Remember the “SLI-killer” HYDRA chip? It’s back!
In August and December of last year, PC enthusiasts were in a tizzy over the LucidLogix HYDRA chip which allowed for SLI or CrossFire configurations with much better scaling. At the time, it was considered “dead at creation” technology because no mobo maker would knock their SLI/CF kickbacks to give it a try. But the industry has changed quite a bit since then, and so has LucidLogix, which returned to the 2009 IDF with an all-new HYDRA 200 chip.
The HYDRA 200 is a dedicated load-balancer that assumes the burden of splitting a game’s workload amongst the GPUs. Where once you needed an SLI or CrossFire bridge so the cards could talk to one another, now you only need HYDRA. And because HYDRA works outside of the GPU driver model, the chip can offer nearly linear scaling. HYDRA is the end of SLI and CrossFire configurations that only improve by 30% at tremendous resolutions. Instead, HYDRA offers about 90% improvement when pairing two like cards together at any resolution.

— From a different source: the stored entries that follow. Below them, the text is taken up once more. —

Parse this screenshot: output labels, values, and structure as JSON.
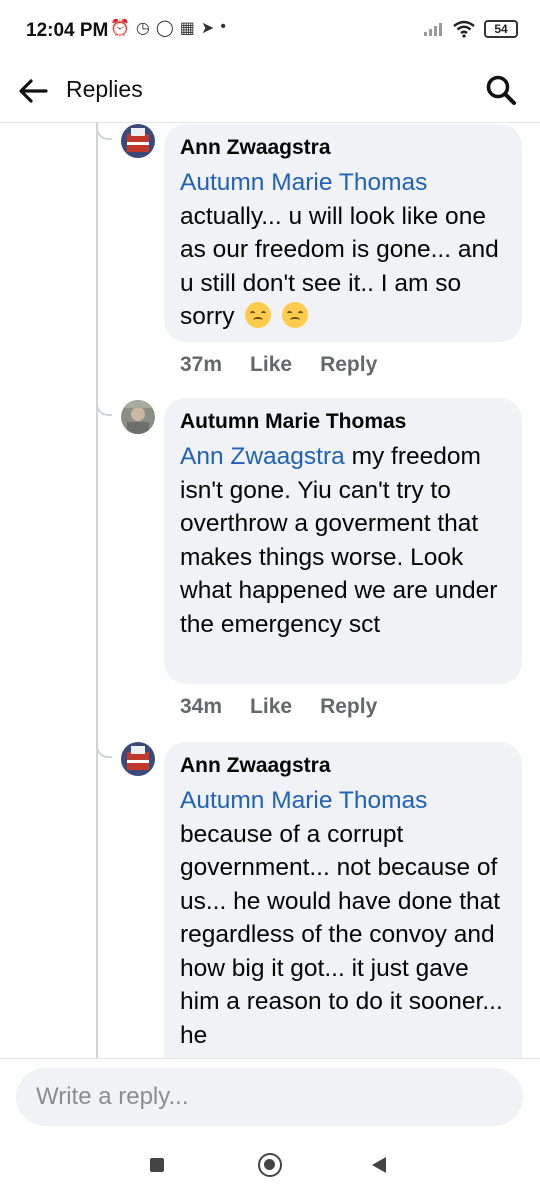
{
  "status_bar": {
    "time": "12:04 PM",
    "battery": "54",
    "notification_icons": [
      "alarm-off-icon",
      "alarm-icon",
      "whatsapp-icon",
      "app-grid-icon",
      "telegram-icon",
      "dot-icon"
    ],
    "right_icons": [
      "signal-icon",
      "wifi-icon",
      "battery-icon"
    ]
  },
  "header": {
    "title": "Replies",
    "back_icon": "arrow-left-icon",
    "search_icon": "search-icon"
  },
  "comments": [
    {
      "author": "Ann Zwaagstra",
      "mention": "Autumn Marie Thomas",
      "text": "actually... u will look like one as our freedom is gone... and u still don't see it..  I am so sorry",
      "emojis": [
        "disappointed-face-emoji",
        "pensive-face-emoji"
      ],
      "time": "37m",
      "like": "Like",
      "reply": "Reply"
    },
    {
      "author": "Autumn Marie Thomas",
      "mention": "Ann Zwaagstra",
      "text": "my freedom isn't gone. Yiu can't try to overthrow a goverment that makes things worse. Look what happened we are under the emergency sct",
      "time": "34m",
      "like": "Like",
      "reply": "Reply"
    },
    {
      "author": "Ann Zwaagstra",
      "mention": "Autumn Marie Thomas",
      "text": "because of a corrupt government... not because of us... he would have done that regardless of the convoy and how big it got... it just gave him a reason to do it sooner... he"
    }
  ],
  "composer": {
    "placeholder": "Write a reply..."
  },
  "colors": {
    "mention": "#2161b6",
    "bubble": "#f0f2f5",
    "meta_text": "#65676b"
  }
}
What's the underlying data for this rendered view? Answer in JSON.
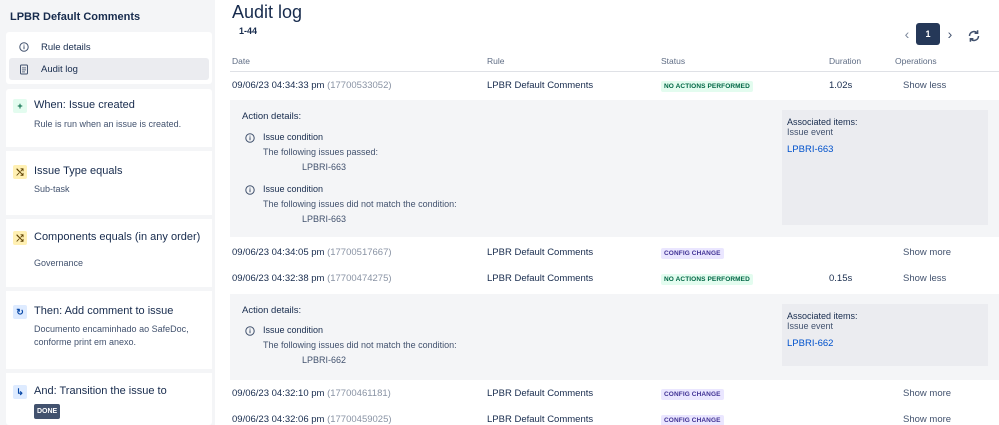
{
  "sidebar": {
    "title": "LPBR Default Comments",
    "nav": [
      {
        "label": "Rule details",
        "icon": "info-icon"
      },
      {
        "label": "Audit log",
        "icon": "clipboard-icon"
      }
    ],
    "steps": [
      {
        "title": "When: Issue created",
        "desc": "Rule is run when an issue is created.",
        "icon": "plus-icon"
      },
      {
        "title": "Issue Type equals",
        "desc": "Sub-task",
        "icon": "shuffle-icon"
      },
      {
        "title": "Components equals (in any order)",
        "desc": "Governance",
        "icon": "shuffle-icon"
      },
      {
        "title": "Then: Add comment to issue",
        "desc": "Documento encaminhado ao SafeDoc, conforme print em anexo.",
        "icon": "comment-icon"
      },
      {
        "title": "And: Transition the issue to",
        "badge": "DONE",
        "icon": "transition-icon"
      }
    ]
  },
  "main": {
    "title": "Audit log",
    "range": "1-44",
    "pagination": {
      "current": "1"
    },
    "columns": [
      "Date",
      "Rule",
      "Status",
      "Duration",
      "Operations"
    ]
  },
  "rows": [
    {
      "date": "09/06/23 04:34:33 pm",
      "exec": "(17700533052)",
      "rule": "LPBR Default Comments",
      "status": "NO ACTIONS PERFORMED",
      "duration": "1.02s",
      "action": "Show less"
    },
    {
      "date": "09/06/23 04:34:05 pm",
      "exec": "(17700517667)",
      "rule": "LPBR Default Comments",
      "status": "CONFIG CHANGE",
      "duration": "",
      "action": "Show more"
    },
    {
      "date": "09/06/23 04:32:38 pm",
      "exec": "(17700474275)",
      "rule": "LPBR Default Comments",
      "status": "NO ACTIONS PERFORMED",
      "duration": "0.15s",
      "action": "Show less"
    },
    {
      "date": "09/06/23 04:32:10 pm",
      "exec": "(17700461181)",
      "rule": "LPBR Default Comments",
      "status": "CONFIG CHANGE",
      "duration": "",
      "action": "Show more"
    },
    {
      "date": "09/06/23 04:32:06 pm",
      "exec": "(17700459025)",
      "rule": "LPBR Default Comments",
      "status": "CONFIG CHANGE",
      "duration": "",
      "action": "Show more"
    }
  ],
  "details": [
    {
      "heading": "Action details:",
      "conditions": [
        {
          "title": "Issue condition",
          "text": "The following issues passed:",
          "issue": "LPBRI-663"
        },
        {
          "title": "Issue condition",
          "text": "The following issues did not match the condition:",
          "issue": "LPBRI-663"
        }
      ],
      "assoc_title": "Associated items:",
      "assoc_sub": "Issue event",
      "assoc_link": "LPBRI-663"
    },
    {
      "heading": "Action details:",
      "conditions": [
        {
          "title": "Issue condition",
          "text": "The following issues did not match the condition:",
          "issue": "LPBRI-662"
        }
      ],
      "assoc_title": "Associated items:",
      "assoc_sub": "Issue event",
      "assoc_link": "LPBRI-662"
    }
  ],
  "colors": {
    "sidebar_bg": "#f4f5f7",
    "badge_green": "#006644",
    "badge_purple": "#403294",
    "link": "#0052cc",
    "pager_active": "#253858"
  }
}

Different cards from the same maker? No problem. If one card is only 30% as fast as the lead GPU, total performance is very near to 1.3x the most powerful card. Different GPU manufacturers? Not a problem. While Windows Vista’s driver model limited GPU drivers to one architecture, Windows 7 allows multiple GPU drivers, and so HYDRA now supports mixed-GPU environments.
The whole kit is based on a Tensilica Diamond RISC chip that Lucid has attached to PCI Express lanes. The bigger, badder HYDRA 200 is manufactured by TSMC on a 65nm process and consumes about 6W of power in operation.
The technology isn’t a pipedream this time, either. MSI has signed on to produce a motherboard called the Big Bang based on Intel’s new P55 chipset and it will launch on September 29.
HYDRA is an amazing technology, but it creates as many problems as it solves: How will AMD and NVIDIA respond to a product that renders their technology redundant? How many GPUs can the HYDRA support? How many mobo makers will break ranks from the SLI/CrossFire ecosystem? How expensive is the chip? Only time will tell, but we’re excited.